3.2. EM-Variant Approach to Object Classiﬁcation Our object recognition methodology uses whole images of abstract regions, rather than single regions for classiﬁcation. A key part of our approach is that we do not need to know where in each image the objects lie. We only utilize the fact that objects exist in an image, not where they are located. We have designed an EM-like procedure that learns multivariate Gaussian models for object classes based on the attributes of abstract regions from multiple segmentations of color photographic images.5 The objective of this algorithm is to produce a probability distribution for each of the object classes being learned. It uses the label information from training images to supervise EM-like iterations. In the initialization phase of the EM-variant approach, each object is modeled as a Gaussian component, and the weight of each component is set to the frequency of the corresponding object class in the training set. Each object model is initialized using the feature vectors of all the regions in all the training images that contain the particular object, even though there may be regions in those images that do not contribute to that object. From these initial estimates, which are full of errors, the procedure iteratively re-estimates the parameters to be learned. The iteration procedure is also supervised by the label information, so that a feature vector only contributes to those Gaussian components representing objects present in its training image. The resultant components represent the learned object classes and one background class that accumulates the information from feature vectors of other objects or noise. With the Gaussian components, the probability that an object class appears in a test image can be computed. The EM-variant algorithm is trained on a set of training images, each of which is labeled by the set of objects it contains. For each test image, it computes the probability of each of the object classes appearing in that image. Figure 6 shows some sample classiﬁcations using abstract regions with both color and texture properties.

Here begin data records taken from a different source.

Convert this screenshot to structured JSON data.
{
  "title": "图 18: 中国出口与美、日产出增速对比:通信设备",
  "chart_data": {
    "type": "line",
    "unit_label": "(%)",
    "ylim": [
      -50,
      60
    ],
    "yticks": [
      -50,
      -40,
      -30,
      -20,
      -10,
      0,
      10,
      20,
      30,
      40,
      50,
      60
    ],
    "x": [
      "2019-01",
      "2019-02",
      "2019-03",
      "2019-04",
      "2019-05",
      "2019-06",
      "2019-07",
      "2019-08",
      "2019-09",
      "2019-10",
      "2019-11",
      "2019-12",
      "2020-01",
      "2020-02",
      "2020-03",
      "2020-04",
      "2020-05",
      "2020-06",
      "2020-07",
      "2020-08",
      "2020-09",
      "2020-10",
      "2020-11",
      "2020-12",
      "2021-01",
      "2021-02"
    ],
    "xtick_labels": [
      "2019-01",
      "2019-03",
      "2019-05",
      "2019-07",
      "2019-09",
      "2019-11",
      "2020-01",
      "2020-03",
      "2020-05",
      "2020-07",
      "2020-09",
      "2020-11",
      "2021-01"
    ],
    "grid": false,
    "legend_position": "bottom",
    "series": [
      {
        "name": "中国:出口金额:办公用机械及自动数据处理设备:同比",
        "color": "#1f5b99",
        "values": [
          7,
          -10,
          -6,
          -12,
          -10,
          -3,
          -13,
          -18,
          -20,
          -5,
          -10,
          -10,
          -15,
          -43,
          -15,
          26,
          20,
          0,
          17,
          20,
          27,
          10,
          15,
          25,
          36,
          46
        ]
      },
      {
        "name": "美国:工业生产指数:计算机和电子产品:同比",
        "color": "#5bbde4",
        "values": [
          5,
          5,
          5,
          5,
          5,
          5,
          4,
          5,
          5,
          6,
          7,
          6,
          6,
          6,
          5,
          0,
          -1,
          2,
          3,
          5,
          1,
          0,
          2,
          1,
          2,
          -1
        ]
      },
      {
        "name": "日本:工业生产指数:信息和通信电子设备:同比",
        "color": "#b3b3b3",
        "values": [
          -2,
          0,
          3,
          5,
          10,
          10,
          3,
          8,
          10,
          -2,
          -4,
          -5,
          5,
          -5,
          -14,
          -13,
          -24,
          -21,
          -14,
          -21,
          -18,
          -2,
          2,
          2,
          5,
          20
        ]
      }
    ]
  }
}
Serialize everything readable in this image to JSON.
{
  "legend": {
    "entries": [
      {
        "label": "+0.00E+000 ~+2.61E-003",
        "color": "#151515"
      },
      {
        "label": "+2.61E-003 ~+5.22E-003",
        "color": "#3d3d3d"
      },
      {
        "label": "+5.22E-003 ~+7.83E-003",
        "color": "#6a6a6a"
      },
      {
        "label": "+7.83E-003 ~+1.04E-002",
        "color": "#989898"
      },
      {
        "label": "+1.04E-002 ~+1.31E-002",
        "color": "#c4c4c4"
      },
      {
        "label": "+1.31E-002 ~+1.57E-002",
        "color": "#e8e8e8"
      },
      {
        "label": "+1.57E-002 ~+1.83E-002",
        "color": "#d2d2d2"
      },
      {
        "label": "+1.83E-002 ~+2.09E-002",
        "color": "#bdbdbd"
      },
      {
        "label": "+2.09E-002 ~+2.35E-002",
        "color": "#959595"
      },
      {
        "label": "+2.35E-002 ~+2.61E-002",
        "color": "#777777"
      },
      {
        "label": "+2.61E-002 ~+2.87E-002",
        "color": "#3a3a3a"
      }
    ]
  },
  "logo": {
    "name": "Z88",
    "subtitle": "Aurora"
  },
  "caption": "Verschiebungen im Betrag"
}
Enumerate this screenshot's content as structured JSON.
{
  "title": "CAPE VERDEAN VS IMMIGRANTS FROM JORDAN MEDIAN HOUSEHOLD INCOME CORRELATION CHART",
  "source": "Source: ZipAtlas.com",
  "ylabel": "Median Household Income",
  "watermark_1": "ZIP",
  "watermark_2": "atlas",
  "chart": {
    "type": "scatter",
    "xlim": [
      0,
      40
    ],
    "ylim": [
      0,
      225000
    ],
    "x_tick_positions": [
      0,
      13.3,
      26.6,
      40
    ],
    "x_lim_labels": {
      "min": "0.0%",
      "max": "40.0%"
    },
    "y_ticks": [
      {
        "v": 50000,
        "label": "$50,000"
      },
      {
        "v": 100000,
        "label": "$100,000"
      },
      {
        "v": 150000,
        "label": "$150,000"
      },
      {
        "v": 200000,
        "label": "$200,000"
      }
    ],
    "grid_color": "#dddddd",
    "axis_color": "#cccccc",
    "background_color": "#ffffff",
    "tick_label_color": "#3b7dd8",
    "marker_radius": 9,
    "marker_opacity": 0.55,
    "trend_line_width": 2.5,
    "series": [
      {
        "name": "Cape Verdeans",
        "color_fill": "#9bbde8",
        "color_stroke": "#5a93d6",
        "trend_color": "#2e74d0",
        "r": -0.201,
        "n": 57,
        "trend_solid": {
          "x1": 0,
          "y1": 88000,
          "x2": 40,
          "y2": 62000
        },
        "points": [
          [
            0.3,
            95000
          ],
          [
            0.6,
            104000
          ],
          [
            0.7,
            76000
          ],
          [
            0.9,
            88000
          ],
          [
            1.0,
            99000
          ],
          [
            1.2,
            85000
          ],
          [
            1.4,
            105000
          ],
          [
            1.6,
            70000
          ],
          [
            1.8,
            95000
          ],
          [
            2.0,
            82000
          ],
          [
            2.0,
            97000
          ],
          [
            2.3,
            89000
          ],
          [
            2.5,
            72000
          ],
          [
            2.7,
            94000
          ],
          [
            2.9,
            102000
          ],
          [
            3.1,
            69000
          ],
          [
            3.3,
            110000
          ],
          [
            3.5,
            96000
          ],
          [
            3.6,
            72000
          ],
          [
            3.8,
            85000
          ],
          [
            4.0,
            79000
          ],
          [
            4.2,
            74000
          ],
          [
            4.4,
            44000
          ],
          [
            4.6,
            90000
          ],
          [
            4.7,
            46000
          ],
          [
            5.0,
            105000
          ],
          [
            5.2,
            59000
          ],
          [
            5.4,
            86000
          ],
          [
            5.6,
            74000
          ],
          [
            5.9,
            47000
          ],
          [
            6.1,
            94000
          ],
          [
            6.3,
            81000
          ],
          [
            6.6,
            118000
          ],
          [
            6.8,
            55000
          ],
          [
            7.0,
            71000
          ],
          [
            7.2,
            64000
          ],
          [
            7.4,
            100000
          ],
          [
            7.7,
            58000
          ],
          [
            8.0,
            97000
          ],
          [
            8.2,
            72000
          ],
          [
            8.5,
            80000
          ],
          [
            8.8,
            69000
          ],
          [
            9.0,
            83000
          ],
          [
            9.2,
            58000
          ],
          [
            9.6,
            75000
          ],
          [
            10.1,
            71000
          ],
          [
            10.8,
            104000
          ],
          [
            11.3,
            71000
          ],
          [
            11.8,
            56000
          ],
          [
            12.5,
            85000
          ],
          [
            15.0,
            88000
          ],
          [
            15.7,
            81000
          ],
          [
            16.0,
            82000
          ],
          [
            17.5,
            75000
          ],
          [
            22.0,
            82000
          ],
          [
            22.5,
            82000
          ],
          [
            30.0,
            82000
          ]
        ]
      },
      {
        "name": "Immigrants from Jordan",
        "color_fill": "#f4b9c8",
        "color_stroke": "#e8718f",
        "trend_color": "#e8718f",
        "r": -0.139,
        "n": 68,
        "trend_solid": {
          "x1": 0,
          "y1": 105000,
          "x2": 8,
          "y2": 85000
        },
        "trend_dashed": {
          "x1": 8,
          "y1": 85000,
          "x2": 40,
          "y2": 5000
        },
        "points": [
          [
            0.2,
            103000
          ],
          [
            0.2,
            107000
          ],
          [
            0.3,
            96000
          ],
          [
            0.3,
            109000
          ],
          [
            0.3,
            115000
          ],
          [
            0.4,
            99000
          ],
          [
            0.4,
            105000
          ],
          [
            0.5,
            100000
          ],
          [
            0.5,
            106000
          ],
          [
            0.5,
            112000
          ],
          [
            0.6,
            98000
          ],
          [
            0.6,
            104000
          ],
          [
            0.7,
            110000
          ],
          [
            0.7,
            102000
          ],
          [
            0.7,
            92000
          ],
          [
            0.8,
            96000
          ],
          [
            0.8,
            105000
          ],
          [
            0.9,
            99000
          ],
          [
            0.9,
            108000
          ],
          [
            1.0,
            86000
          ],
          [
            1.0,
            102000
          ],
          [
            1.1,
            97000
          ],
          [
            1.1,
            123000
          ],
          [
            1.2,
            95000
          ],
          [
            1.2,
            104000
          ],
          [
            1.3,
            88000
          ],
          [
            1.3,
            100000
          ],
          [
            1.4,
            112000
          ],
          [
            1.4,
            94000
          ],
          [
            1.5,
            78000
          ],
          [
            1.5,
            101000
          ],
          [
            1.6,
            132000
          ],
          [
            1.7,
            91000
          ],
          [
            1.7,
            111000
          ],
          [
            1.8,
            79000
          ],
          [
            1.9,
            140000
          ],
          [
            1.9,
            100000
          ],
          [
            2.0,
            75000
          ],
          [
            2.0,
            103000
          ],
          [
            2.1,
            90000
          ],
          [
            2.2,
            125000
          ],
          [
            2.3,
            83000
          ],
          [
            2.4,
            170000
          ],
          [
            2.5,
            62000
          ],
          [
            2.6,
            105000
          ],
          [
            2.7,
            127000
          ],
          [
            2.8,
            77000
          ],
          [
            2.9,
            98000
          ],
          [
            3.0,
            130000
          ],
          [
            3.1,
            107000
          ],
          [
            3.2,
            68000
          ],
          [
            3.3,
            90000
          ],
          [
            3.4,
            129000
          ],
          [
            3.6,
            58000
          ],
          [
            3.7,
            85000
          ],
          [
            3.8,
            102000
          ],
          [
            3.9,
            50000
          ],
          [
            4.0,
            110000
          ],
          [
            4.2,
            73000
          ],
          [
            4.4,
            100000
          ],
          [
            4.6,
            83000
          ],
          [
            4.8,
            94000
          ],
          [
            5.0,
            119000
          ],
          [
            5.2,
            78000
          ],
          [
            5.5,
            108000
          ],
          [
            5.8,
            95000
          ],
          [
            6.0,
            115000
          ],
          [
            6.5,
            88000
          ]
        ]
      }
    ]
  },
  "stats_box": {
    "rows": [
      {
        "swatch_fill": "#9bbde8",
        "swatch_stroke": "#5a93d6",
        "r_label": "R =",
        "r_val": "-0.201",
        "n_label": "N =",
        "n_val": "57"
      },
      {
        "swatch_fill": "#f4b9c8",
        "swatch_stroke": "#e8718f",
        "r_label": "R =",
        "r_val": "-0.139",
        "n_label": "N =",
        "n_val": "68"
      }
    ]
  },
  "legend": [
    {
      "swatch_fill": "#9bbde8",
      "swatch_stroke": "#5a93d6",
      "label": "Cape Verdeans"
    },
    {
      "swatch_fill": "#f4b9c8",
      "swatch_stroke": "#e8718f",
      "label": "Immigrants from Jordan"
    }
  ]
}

Figure 6. Classiﬁcation results for grass and tree using the EM-variant approach with regions having both color and texture attributes.
3.3. Generative/Discriminative Approach to Object Classiﬁcation
Our two-phase generative/discriminative learning approach addresses three goals 6:
1. We want to handle object classes with more variance in appearance.
2. We want to be able to handle multiple features in a completely general way.
3. We wish to investigate the use of a discriminative classiﬁer to add more power.
Phase 1, the generative phase, is a clustering step that can be implemented with the classical EM algorithm (unsupervised) or the EM variant (partially supervised). The clusters are represented by a multivariate Gaussian mixture model and each Gaussian component represents a cluster of feature vectors that are likely to be found in the images containing a particular object class. Phase 1 also includes an aggregation step that has the eﬀect of normalizing the description length of images that can have an arbitrary number of regions. The aggregation step produces a ﬁxed-length feature vector for each training image whose elements represent that image’s contribution to each Gaussian component of each feature type.
Phase 2, the discriminative phase, is a classiﬁcation step that uses the feature vectors of Phase 1 to train a classiﬁer to determine the probability that a given image contains a particular object class. It also generalizes to any number of diﬀerent feature types in a seamless manner, making it both simple and powerful. We currently use neural net classiﬁers (multi-layer perceptions) in Phase 2.